Como prometido, depois de ter que fazer gambiarras pra me cadastrar na Xbox Live e depois de terminá-lo, finalmente vou falar das minhas impressões do jogo do ano para Xbox 360 (Segundo a Gamespot e outras fontes) que teve uma ótima conversão para PC, Gears of War.

O “cenário da campanha” é o seguinte:

Este é o planeta Sera, um mundo prospero que os humanos chamavam de lar, mas que foi atacado em um terrível dia, conhecido na história como Emergency Day, por terríveis criaturas que habitavam o subsolo, a horda dos Locust. Uma guerra sangrenta teve inicio e a humanidade não teve outra escolha a não ser usar suas armas mais poderosas para tentar acabar com os Locust de vez, mas tudo que eles conseguiram foi destruir sua própria civilização. Os motivos do ataque Locust ainda são desconhecidos. Enredo simples, direto e batido. :P

 rafael_16.02.08

Nesse game você controla Marcus Fenix, um guerreiro que um dia foi um grande e respeitado soldado, mas que caiu em desgraça e foi jogado na prisão por desobedecer as ordens de seus superiores tentando salvar a vida de seu pai. Agora com o mundo muito pior do que estava quando foi preso, Fenix e outros prisioneiros foram soltos para lutar novamente por causa da falta de soldados nas fileiras humanas. A missão de Fenix e sua equipe é recuperar um objeto chamado ressonator, que segundo os seus superiores irá mapear os túneis Locust e com essas informações será planejado um ataque definitivo.

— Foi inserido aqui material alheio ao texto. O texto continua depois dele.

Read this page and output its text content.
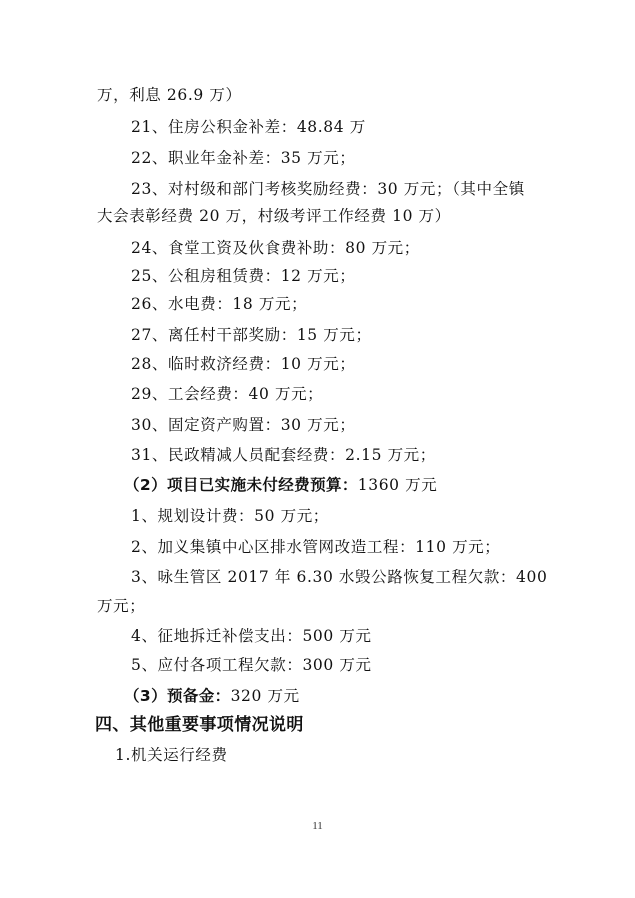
万，利息 26.9 万）
21、住房公积金补差：48.84 万
22、职业年金补差：35 万元；
23、对村级和部门考核奖励经费：30 万元；（其中全镇
大会表彰经费 20 万，村级考评工作经费 10 万）
24、食堂工资及伙食费补助：80 万元；
25、公租房租赁费：12 万元；
26、水电费：18 万元；
27、离任村干部奖励：15 万元；
28、临时救济经费：10 万元；
29、工会经费：40 万元；
30、固定资产购置：30 万元；
31、民政精减人员配套经费：2.15 万元；
（2）项目已实施未付经费预算：1360 万元
1、规划设计费：50 万元；
2、加义集镇中心区排水管网改造工程：110 万元；
3、咏生管区 2017 年 6.30 水毁公路恢复工程欠款：400
万元；
4、征地拆迁补偿支出：500 万元
5、应付各项工程欠款：300 万元
（3）预备金：320 万元
四、其他重要事项情况说明
1.机关运行经费
11
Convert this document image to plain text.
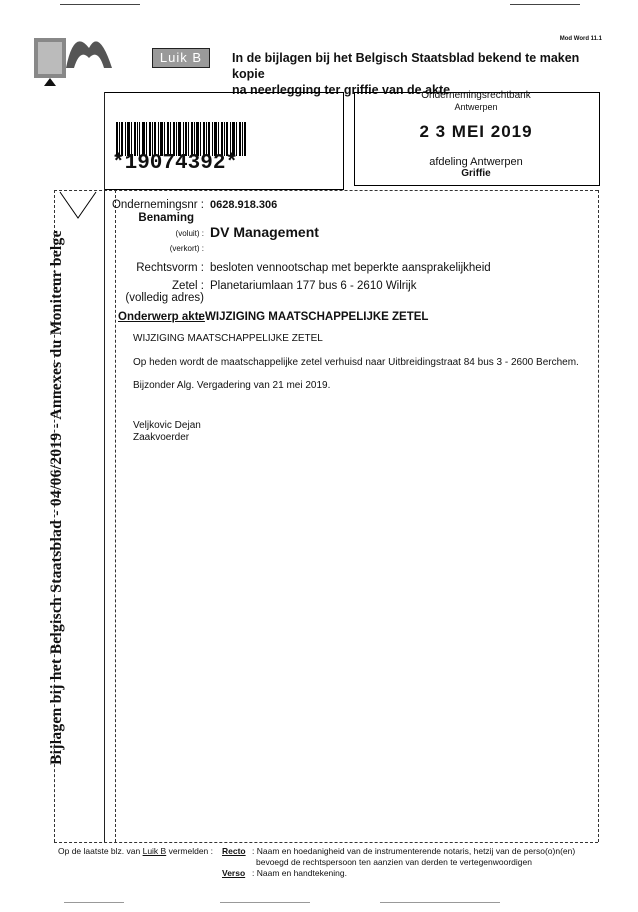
Mod Word 11.1
Luik B	In de bijlagen bij het Belgisch Staatsblad bekend te maken kopie
na neerlegging ter griffie van de akte
*19074392*
Ondernemingsrechtbank
Antwerpen
2 3 MEI 2019
afdeling Antwerpen
Griffie
Bijlagen bij het Belgisch Staatsblad - 04/06/2019 - Annexes du Moniteur belge
Ondernemingsnr : 0628.918.306
Benaming
(voluit) : DV Management
(verkort) :
Rechtsvorm : besloten vennootschap met beperkte aansprakelijkheid
Zetel : Planetariumlaan 177 bus 6 - 2610 Wilrijk
(volledig adres)
Onderwerp akte
: WIJZIGING MAATSCHAPPELIJKE ZETEL
WIJZIGING MAATSCHAPPELIJKE ZETEL
Op heden wordt de maatschappelijke zetel verhuisd naar Uitbreidingstraat 84 bus 3 - 2600 Berchem.
Bijzonder Alg. Vergadering van 21 mei 2019.
Veljkovic Dejan
Zaakvoerder
Op de laatste blz. van Luik B vermelden : Recto : Naam en hoedanigheid van de instrumenterende notaris, hetzij van de perso(o)n(en)
bevoegd de rechtspersoon ten aanzien van derden te vertegenwoordigen
Verso : Naam en handtekening.
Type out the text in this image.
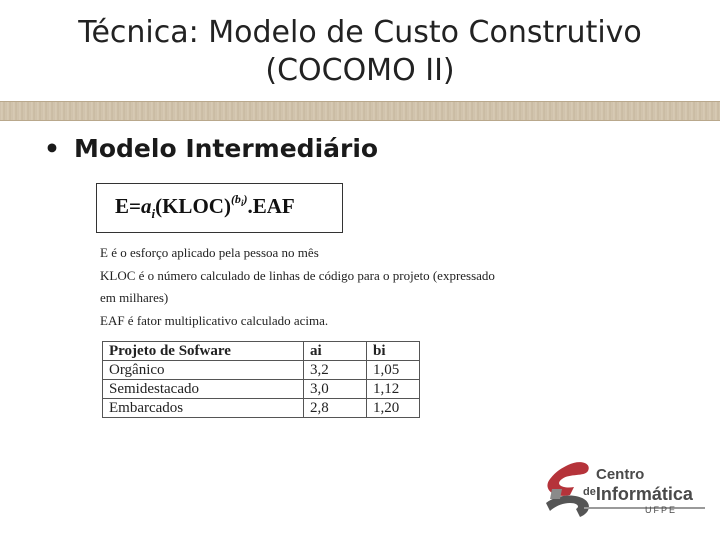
Técnica: Modelo de Custo Construtivo
(COCOMO II)
• Modelo Intermediário
$E=a_i(KLOC)^{(b_i)}.EAF$
E é o esforço aplicado pela pessoa no mês
KLOC é o número calculado de linhas de código para o projeto (expressado
em milhares)
EAF é fator multiplicativo calculado acima.
Projeto de Sofware	ai	bi
Orgânico	3,2	1,05
Semidestacado	3,0	1,12
Embarcados	2,8	1,20
Centro
$^{de}$Informática
UFPE
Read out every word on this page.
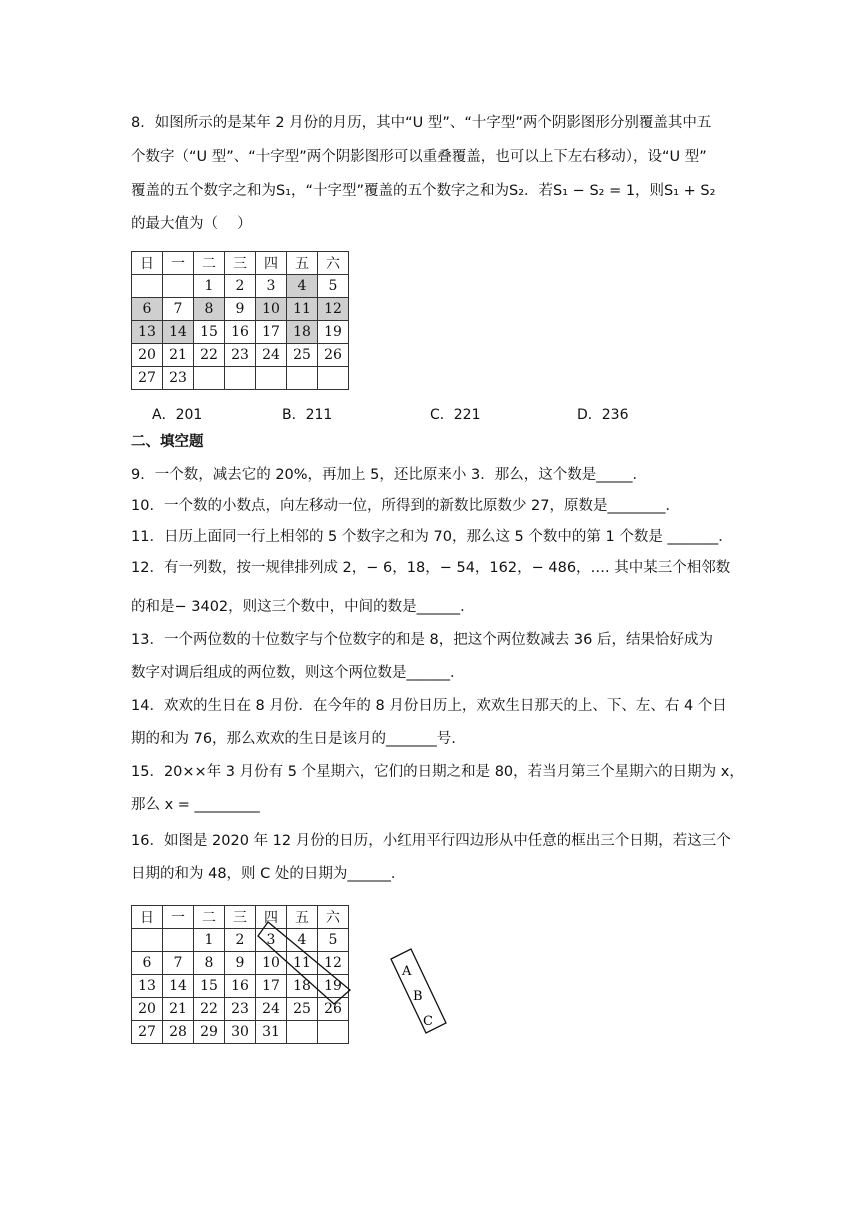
8．如图所示的是某年 2 月份的月历，其中“U 型”、“十字型”两个阴影图形分别覆盖其中五
个数字（“U 型”、“十字型”两个阴影图形可以重叠覆盖，也可以上下左右移动），设“U 型”
覆盖的五个数字之和为S₁，“十字型”覆盖的五个数字之和为S₂．若S₁ − S₂ = 1，则S₁ + S₂
的最大值为（　 ）
日	一	二	三	四	五	六
		1	2	3	4	5
6	7	8	9	10	11	12
13	14	15	16	17	18	19
20	21	22	23	24	25	26
27	23					
A．201	B．211	C．221	D．236
二、填空题
9．一个数，减去它的 20%，再加上 5，还比原来小 3．那么，这个数是_____．
10．一个数的小数点，向左移动一位，所得到的新数比原数少 27，原数是________．
11．日历上面同一行上相邻的 5 个数字之和为 70，那么这 5 个数中的第 1 个数是 _______．
12．有一列数，按一规律排列成 2，− 6，18，− 54，162，− 486，…. 其中某三个相邻数
的和是− 3402，则这三个数中，中间的数是______．
13．一个两位数的十位数字与个位数字的和是 8，把这个两位数减去 36 后，结果恰好成为
数字对调后组成的两位数，则这个两位数是______．
14．欢欢的生日在 8 月份．在今年的 8 月份日历上，欢欢生日那天的上、下、左、右 4 个日
期的和为 76，那么欢欢的生日是该月的_______号.
15．20××年 3 月份有 5 个星期六，它们的日期之和是 80，若当月第三个星期六的日期为 x，
那么 x = _________
16．如图是 2020 年 12 月份的日历，小红用平行四边形从中任意的框出三个日期，若这三个
日期的和为 48，则 C 处的日期为______．
日	一	二	三	四	五	六
		1	2	3	4	5
6	7	8	9	10	11	12
13	14	15	16	17	18	19
20	21	22	23	24	25	26
27	28	29	30	31		
A
B
C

A mecânica de jogo de Gears of War é bem simples, é avançar e matar Locust o tempo todo durante cinco episódios. De vez em quando tem que mexer em algum item no cenário para liberar alguma passagem, mas são poucas vezes, tem também uma fase que é num carro que parece um tanque de guerra. Apesar da mecânica de jogo meio repetitiva, pra quem gosta de ação, muita ação, o jogo é obrigatório.

Uma coisa que eu gostei muito nele foi o sistema de cobertura usando apenas um botão do teclado. Com a barra de espaço você pode fazer Fenix se proteger atrás de praticamente qualquer parede ou qualquer outra coisa que sirva para se proteger de fogo inimigo. Também apenas com esse botão você pode sair da cobertura, mudar de cobertura e dar cambalhotas para se esquivar de balas. Outra coisa legal é que você pode tentar recarregar a arma mais rapidamente se apertar o botão R novamente no tempo certo, se não conseguir a arma trava, se conseguir você ganha um bônus no dano.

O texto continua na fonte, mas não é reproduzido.